Is it okay to return it and exchange it for something else? I don’t see the person that often so I doubt she’d notice that I’m not wearing it. Please say something about checking with people about what they would like and can use. I always do.
– Reluctant Receiver
Dear Reluctant Receiver,
First all, I’m glad you’ve listened to your mom about receiving gifts graciously. As far as returning gifts you don’t want, I don’t see any reason not to return the gift for something you do want as long as you’re sure that the gift giver won’t find out. I’ve had friends that do and no one is the wiser.

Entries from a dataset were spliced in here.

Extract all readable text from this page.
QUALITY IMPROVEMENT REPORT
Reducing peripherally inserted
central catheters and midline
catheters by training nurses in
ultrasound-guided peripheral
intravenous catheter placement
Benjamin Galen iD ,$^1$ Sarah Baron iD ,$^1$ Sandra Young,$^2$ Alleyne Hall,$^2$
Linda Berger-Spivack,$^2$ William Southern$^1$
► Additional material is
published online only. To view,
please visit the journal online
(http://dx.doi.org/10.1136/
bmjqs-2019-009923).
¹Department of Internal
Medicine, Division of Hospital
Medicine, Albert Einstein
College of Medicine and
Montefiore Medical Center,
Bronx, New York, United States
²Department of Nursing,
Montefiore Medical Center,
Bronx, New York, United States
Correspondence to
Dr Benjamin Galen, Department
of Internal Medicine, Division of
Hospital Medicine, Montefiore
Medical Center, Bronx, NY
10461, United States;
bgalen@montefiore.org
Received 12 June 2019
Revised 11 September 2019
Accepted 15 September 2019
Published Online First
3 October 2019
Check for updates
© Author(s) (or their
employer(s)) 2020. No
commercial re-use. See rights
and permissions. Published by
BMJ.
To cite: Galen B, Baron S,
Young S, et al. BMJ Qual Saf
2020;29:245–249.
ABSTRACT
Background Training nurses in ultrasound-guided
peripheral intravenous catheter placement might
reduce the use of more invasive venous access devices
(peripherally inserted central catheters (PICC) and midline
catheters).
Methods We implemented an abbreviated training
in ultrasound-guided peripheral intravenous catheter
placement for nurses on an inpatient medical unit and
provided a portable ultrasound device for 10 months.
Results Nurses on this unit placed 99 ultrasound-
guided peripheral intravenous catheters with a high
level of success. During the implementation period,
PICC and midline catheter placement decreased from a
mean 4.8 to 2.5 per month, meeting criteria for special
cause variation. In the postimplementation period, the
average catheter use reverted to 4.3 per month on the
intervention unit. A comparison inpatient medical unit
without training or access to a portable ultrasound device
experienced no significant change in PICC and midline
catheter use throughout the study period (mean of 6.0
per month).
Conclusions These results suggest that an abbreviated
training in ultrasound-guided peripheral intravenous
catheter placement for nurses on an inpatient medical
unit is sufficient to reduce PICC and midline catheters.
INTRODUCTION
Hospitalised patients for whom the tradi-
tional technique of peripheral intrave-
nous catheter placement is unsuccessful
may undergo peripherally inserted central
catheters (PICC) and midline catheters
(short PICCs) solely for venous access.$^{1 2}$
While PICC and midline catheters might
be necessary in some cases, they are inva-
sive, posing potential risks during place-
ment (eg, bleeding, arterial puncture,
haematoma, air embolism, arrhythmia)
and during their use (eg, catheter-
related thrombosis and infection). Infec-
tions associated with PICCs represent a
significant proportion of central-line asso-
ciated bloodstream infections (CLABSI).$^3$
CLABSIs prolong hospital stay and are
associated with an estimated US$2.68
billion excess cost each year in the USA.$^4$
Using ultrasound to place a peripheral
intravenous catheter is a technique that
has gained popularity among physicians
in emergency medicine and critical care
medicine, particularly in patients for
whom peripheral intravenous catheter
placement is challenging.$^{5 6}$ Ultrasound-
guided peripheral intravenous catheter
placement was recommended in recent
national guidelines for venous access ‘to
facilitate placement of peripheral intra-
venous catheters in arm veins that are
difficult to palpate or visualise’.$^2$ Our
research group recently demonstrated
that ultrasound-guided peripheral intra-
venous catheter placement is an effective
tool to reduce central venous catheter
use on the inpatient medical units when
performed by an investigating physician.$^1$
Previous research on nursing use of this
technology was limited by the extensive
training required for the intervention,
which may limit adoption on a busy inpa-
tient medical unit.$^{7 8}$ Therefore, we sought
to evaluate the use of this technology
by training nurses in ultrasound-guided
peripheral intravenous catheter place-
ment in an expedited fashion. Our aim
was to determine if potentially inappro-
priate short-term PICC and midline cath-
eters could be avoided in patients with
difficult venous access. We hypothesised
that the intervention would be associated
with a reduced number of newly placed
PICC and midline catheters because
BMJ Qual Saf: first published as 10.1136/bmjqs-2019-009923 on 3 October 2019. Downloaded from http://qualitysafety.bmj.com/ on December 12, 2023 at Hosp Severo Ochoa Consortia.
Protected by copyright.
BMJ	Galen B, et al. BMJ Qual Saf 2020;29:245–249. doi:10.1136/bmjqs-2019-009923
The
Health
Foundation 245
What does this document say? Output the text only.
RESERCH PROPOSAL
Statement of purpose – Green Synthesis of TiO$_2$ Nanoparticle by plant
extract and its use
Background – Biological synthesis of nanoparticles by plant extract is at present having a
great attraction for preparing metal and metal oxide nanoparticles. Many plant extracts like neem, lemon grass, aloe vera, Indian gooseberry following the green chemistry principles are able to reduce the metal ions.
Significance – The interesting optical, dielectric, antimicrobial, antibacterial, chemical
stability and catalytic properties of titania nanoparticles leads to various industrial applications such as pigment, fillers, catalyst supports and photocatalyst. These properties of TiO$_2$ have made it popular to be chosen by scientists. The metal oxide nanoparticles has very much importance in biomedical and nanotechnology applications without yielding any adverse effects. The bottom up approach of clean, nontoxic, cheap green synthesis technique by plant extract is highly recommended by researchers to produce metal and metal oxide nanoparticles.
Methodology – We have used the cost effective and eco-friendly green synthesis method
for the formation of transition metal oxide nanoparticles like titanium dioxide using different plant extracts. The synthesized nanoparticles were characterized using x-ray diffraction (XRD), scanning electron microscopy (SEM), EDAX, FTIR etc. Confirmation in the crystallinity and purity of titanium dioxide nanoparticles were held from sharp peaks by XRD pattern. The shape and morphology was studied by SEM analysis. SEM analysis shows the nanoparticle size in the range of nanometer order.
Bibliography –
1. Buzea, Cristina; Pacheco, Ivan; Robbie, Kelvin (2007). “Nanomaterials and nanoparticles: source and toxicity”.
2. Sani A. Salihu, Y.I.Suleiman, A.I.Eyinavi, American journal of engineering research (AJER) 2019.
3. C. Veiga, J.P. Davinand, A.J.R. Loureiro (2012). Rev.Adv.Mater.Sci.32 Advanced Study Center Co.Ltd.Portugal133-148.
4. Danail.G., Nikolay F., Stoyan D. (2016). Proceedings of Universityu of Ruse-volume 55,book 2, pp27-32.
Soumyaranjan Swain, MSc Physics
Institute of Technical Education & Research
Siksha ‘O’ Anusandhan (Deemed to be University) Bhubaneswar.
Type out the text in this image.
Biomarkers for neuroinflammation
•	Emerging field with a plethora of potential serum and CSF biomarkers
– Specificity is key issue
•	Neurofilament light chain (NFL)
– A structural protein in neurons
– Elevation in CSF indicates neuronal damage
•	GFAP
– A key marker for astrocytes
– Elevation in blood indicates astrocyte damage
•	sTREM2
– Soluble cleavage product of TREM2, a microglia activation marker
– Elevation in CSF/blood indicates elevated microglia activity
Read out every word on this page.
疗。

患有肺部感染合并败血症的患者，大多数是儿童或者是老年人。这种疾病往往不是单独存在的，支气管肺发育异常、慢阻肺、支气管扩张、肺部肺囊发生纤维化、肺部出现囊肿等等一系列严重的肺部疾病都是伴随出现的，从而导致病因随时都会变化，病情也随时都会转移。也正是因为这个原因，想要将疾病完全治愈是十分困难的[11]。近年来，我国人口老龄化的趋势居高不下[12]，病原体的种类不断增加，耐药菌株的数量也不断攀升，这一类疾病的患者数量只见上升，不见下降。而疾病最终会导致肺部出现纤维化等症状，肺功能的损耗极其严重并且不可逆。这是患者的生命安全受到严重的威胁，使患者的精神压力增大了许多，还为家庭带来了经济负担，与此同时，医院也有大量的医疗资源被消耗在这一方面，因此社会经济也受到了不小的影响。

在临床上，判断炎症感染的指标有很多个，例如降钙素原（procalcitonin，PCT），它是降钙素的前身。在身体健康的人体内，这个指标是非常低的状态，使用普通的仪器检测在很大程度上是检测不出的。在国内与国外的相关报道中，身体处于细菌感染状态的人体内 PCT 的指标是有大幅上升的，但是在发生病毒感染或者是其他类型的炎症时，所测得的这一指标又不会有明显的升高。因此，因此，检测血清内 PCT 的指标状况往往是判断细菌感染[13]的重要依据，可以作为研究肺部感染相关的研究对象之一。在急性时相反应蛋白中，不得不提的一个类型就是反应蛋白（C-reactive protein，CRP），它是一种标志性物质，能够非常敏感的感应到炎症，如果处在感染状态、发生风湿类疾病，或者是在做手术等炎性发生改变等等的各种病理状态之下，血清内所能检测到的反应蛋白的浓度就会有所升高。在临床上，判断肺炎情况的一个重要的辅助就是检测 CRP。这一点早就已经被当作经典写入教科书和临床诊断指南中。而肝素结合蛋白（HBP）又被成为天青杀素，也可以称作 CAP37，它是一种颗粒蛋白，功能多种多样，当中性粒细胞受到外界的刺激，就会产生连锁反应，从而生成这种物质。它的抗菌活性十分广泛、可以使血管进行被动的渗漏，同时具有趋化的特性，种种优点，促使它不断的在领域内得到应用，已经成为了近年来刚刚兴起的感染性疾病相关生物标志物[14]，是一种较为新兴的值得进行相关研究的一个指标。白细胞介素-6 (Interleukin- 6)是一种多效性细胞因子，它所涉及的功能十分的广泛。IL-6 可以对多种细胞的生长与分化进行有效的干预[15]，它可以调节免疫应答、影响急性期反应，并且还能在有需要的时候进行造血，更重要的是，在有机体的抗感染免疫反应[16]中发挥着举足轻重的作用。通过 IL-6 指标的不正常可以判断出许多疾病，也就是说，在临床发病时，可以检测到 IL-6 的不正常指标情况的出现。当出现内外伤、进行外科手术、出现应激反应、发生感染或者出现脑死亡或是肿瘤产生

It would be wise if everyone asked what a person wanted for a gift, especially something pricey. I always ask my family for a list of gifts they want for Christmas and birthdays.
Carolyn Young
cjymesalila@gmail.com
Dear Reluctant Receiver,
What a blessing to have those around you who care for you so much that they wish to show that affection through the giving of a gift. The blessing is so much greater than the gift itself; the watch is just a sign of this person’s wanting to show their feelings of gratitude that you are part of their life. The true gift is the relationship that has been nurtured and watered so that it may grow more and more each day. A gift is a message of the heart that speaks beyond the very object itself. Looking back in my life, I have come to realize that the many art projects that I gave to my parents were not of such high caliber that the Louvre Museum was looking at adding it to its collection, but what those gifts signified was of such great worth that it created a connection that deepened with each sharing. When I think of Jesus’ many acts of “gifting” through healing, feeding, washing and resurrecting, it turned out that the gift was just a part of the greater call into relationship with the one who gave it.
I invite you to hold on to the watch and let it remind you of the relationship you have with the giver. And if at some point in the future there is someone whom you feel affection toward maybe “pay it forward” and share the watch as a gift to them.